White Teenager Who Drove Over and Killed Black Man Is Sentenced to Life

Published: March 22, 2012

 

ATLANTA — Deryl Dedmon, a white teenager who drove a pickup truck over a black man in the parking lot of a Jackson, Miss., motel, pleaded guilty to murder on Wednesday and was sent to prison for life.

He is expected to answer federal charges in the case on Thursday.

"This craven act isn’t who we are,” said Judge Jeff Weill of Hinds County as he sentenced Mr. Dedmon, 19, to two concurrent life terms.

Under the state’s guidelines for capital murder, Mr. Dedmon could have faced the death penalty, but the victim’s family urged state and federal prosecutors to spare his life, saying they opposed it on religious grounds.

"I do not ask y’all to forget, but I do ask y’all to forgive," Mr. Dedmon said to the family of James C. Anderson, 47, who was killed last June, according to pool reporters in the courtroom.

"I wish I could take it all back," said Mr. Dedmon, who admitted to heading into Jackson at other times to harass and assault blacks.

"I was young and dumb, ignorant and full of hatred,” he said. “I chose to go down the wrong path."

The killing, which was caught by a surveillance camera and widely distributed, once again laid bare racial problems in Mississippi.

Marches were held and some Jackson residents and civil rights leaders complained that the local police and prosecutors did not act quickly enough to arrest the seven white teenagers from a neighboring county who drove to Jackson in two vehicles on a hot June night with the intention of finding an African-American to harass.

What will happen to those other teenagers is likely to be revealed on Thursday when the results of a Justice Department hate crime investigation are aired in court, according to two people with detailed knowledge of the case.

As he has promised for months, Robert S. Smith, the Hinds County district attorney, said other charges in the case would be coming.

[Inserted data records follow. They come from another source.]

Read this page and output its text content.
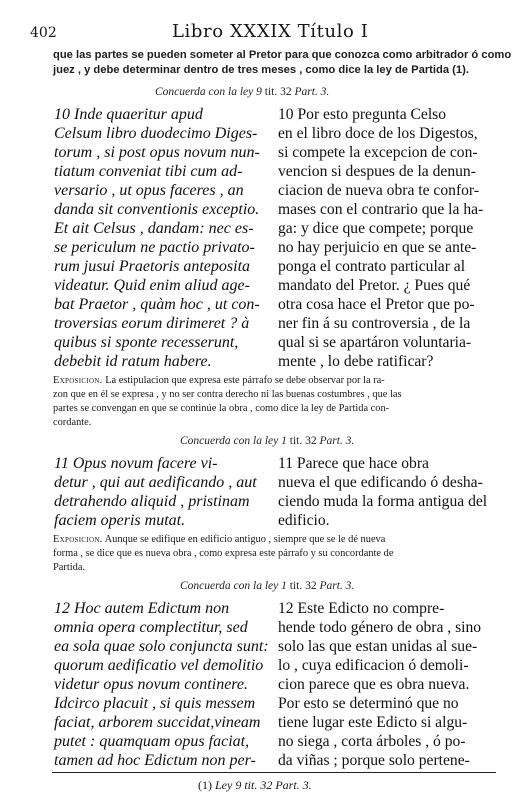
402	Libro XXXIX Título I
que las partes se pueden someter al Pretor para que conozca como arbitrador ó como
juez , y debe determinar dentro de tres meses , como dice la ley de Partida (1).
Concuerda con la ley 9 tit. 32 Part. 3.
10 Inde quaeritur apud
Celsum libro duodecimo Diges-
torum , si post opus novum nun-
tiatum conveniat tibi cum ad-
versario , ut opus faceres , an
danda sit conventionis exceptio.
Et ait Celsus , dandam: nec es-
se periculum ne pactio privato-
rum jusui Praetoris anteposita
videatur. Quid enim aliud age-
bat Praetor , quàm hoc , ut con-
troversias eorum dirimeret ? à
quibus si sponte recesserunt,
debebit id ratum habere.
10 Por esto pregunta Celso
en el libro doce de los Digestos,
si compete la excepcion de con-
vencion si despues de la denun-
ciacion de nueva obra te confor-
mases con el contrario que la ha-
ga: y dice que compete; porque
no hay perjuicio en que se ante-
ponga el contrato particular al
mandato del Pretor. ¿ Pues qué
otra cosa hace el Pretor que po-
ner fin á su controversia , de la
qual si se apartáron voluntaria-
mente , lo debe ratificar?
Exposicion. La estipulacion que expresa este párrafo se debe observar por la ra-
zon que en él se expresa , y no ser contra derecho ni las buenas costumbres , que las
partes se convengan en que se continúe la obra , como dice la ley de Partida con-
cordante.
Concuerda con la ley 1 tit. 32 Part. 3.
11 Opus novum facere vi-
detur , qui aut aedificando , aut
detrahendo aliquid , pristinam
faciem operis mutat.
11 Parece que hace obra
nueva el que edificando ó desha-
ciendo muda la forma antigua del
edificio.
Exposicion. Aunque se edifique en edificio antiguo , siempre que se le dé nueva
forma , se dice que es nueva obra , como expresa este párrafo y su concordante de
Partida.
Concuerda con la ley 1 tit. 32 Part. 3.
12 Hoc autem Edictum non
omnia opera complectitur, sed
ea sola quae solo conjuncta sunt:
quorum aedificatio vel demolitio
videtur opus novum continere.
Idcirco placuit , si quis messem
faciat, arborem succidat,vineam
putet : quamquam opus faciat,
tamen ad hoc Edictum non per-
12 Este Edicto no compre-
hende todo género de obra , sino
solo las que estan unidas al sue-
lo , cuya edificacion ó demoli-
cion parece que es obra nueva.
Por esto se determinó que no
tiene lugar este Edicto si algu-
no siega , corta árboles , ó po-
da viñas ; porque solo pertene-
(1) Ley 9 tit. 32 Part. 3.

Federal officials and a grand jury have investigated the role various teenagers played, including John A. Rice, 19, who investigators said punched Mr. Anderson.

He has been charged with simple assault, pleaded not guilty and is free on bond.

The teenagers, who had spent the night at a birthday party bonfire, originally told the police they had driven about 16 miles from the largely white suburb of Brandon to buy beer in Jackson.

In later interviews, according to prosecutors at the hearing Wednesday, some of the teenagers said they were in fact looking for a black person to harass who was either drunk or homeless and thus less likely to report the crime.

They found Mr. Anderson standing near his car in a parking lot of a motel off the freeway just before 5 a.m. Some of the teenagers punched Mr. Anderson. Then, as he stumbled along the side of the road, Mr. Dedmon accelerated his truck and ran over him.

The teenagers yelled “white power” during the assault, prosecutors said Thursday, and some of the teenagers told investigators that Mr. Dedmon used a racial slur when he was bragging about the matter in a cellphone conversation minutes later.

Mr. Anderson’s family and his life partner, James Bradfield, described him as a generous family man who was helping to raise a young relative of Mr. Bradfield’s, sang in the First Hyde Park Missionary Baptist Church choir and worked at a nearby Nissan plant.

They said they had not been able to piece together why he was at the motel that morning.

The family has filed a wrongful death suit in the case against all seven teenagers who the police say were involved, including two girls.

Morris Dees, a founder of the Southern Poverty Law Center, is working with the family and their lawyer, Winston J. Thompson III. He said the family would continue to push for a civil trial so that more about the case could be revealed.

“You continue to see this around the country, the systematic targeting of black people. That’s what happened here and that’s what happened in Florida,” he said, referring to the case in Sanford, Fla., in which an unarmed black teenager was shot and killed almost four weeks ago by a white Hispanic crime watch volunteer. No charges have been filed in that case.